Книга: Machine Learning System Design
Назад: 3 Preliminary research
Дальше: Part 2 Early stage

4 Design document

This chapter covers

  • The most common myths around the design document
  • Defining antigoals for an even sharper focus on core objectives
  • Drafting a design document based on the information available
  • Reviewing a design document
  • The evolution of a design document

Once you have defined the problem your system should solve, as well as a list of stakeholders, and have a rough understanding of what technologies and solutions would be most appropriate for the product, as described in chapter 3, it is time to prepare a design document.

It is worth noting here that there is no set-in-stone order of actions at the early stage of creating a machine learning (ML) system. You can start preparing a design document as soon as you’ve identified the problem and goals (especially if you work in a startup, where the speed of delivery is often more important than following processes). But since this book is presented as a checklist, the list of actions is also displayed in a traditional sequence.

As one of the authors’ managers once said, no fancy recommendation algorithm can beat a customer with a shopping list. These people have a goal and a plan for achieving it. Nothing can stop them.

If you think about it, writing code is just providing a specific set of instructions to achieve a particular goal. In a sense, a design document is a meta-algorithm set to accomplish a specific goal, with the involvement of many subalgorithms. Still, the design document is being regularly challenged by many as either one of the horsemen of bureaucratization or a rudiment used out of inertia.

In this chapter, we will examine the most common myths around the design document. We will introduce and define the concept of antigoals as additional guidelines that lead you toward the project’s objectives, and we will start the practical part of this book, represented by two design documents based on close-to-real-life scenarios.

4.1 Common myths surrounding the design document

Over the years, the design document has seen a number of false assumptions and misinterpretations that may prevent you from putting together a well-organized paper appropriate for your project. Next we’ll examine the most common misconceptions and explain why you shouldn’t dwell on them.

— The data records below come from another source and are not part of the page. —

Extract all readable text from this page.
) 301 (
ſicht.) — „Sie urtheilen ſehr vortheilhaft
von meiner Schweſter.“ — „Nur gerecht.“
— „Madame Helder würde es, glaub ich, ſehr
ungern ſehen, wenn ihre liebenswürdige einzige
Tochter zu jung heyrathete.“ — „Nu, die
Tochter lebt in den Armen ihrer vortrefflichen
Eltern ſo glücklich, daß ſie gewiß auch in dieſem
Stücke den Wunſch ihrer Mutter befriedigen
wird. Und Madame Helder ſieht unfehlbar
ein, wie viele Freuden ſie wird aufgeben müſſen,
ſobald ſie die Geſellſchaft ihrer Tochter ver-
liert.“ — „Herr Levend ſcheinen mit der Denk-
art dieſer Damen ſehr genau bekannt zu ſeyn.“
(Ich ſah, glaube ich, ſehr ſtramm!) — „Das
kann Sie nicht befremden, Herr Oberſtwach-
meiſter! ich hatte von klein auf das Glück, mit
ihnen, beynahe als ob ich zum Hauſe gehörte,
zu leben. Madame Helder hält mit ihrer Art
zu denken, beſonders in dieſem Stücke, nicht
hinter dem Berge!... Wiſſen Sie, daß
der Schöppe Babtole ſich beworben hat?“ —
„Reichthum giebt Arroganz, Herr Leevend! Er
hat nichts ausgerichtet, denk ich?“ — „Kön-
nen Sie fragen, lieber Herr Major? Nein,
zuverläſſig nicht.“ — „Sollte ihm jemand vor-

4.1.1 Myth #1. Design documents work only for big companies but not startups

You could argue that dedicating part of your workload to preparing design documents would make only sense for big companies. There is a fair premise in this counterpoint: mature organizations need to invest more time and resources into writing design documents compared to a startup with a dozen employees. It doesn’t mean, though, that small companies should prepare no design documents at all: as a well-known quote says, “Plan is nothing; planning is everything.” The beauty of writing a design document lies in revealing blind spots in your vision, on both the product side and the technical side, which will save you a lot in the midterm, especially if you cut off irrelevant data. For the latter, we recommend applying the method we call “antigoals,” which we will dedicate a separate section to later.

When the book was in early access, there was a common comment shared by our early readers: “Well, this is good, but that is not how it works in startups.” While agreeing that startups’ delivery cadence is different, we still stick to the idea that the design phase is necessary. It is true that cofounders and early engineers can find their consensus during a coffee break, whereas a massive corporation would waste 6 months on the same scope. We also agree that writing formal docs may be inefficient, but that is not what we advocate for. A simple note with a short description can be enough as soon as you are sure it gets all collaborators on the same page. Ignoring good practices of software and ML engineering is fine while you’re hunting for a prize at a hackathon, but the hackathon style barely works at longer distances.

4.1.2 Myth #2. Design documents are efficient only for complex projects

There’s a grain of truth to this statement if you look at a design document in its classic sense: a large, labor-intensive effort involving every detail of the final product, from general scope to risk validation upon deployment. After all, the compilation of such a document alone can take more time than the lifetime of the project itself!

Typically, such an argument can come either from a person with a lack of flexibility or from an ardent opponent of the design document who is eager to use any argument in their favor.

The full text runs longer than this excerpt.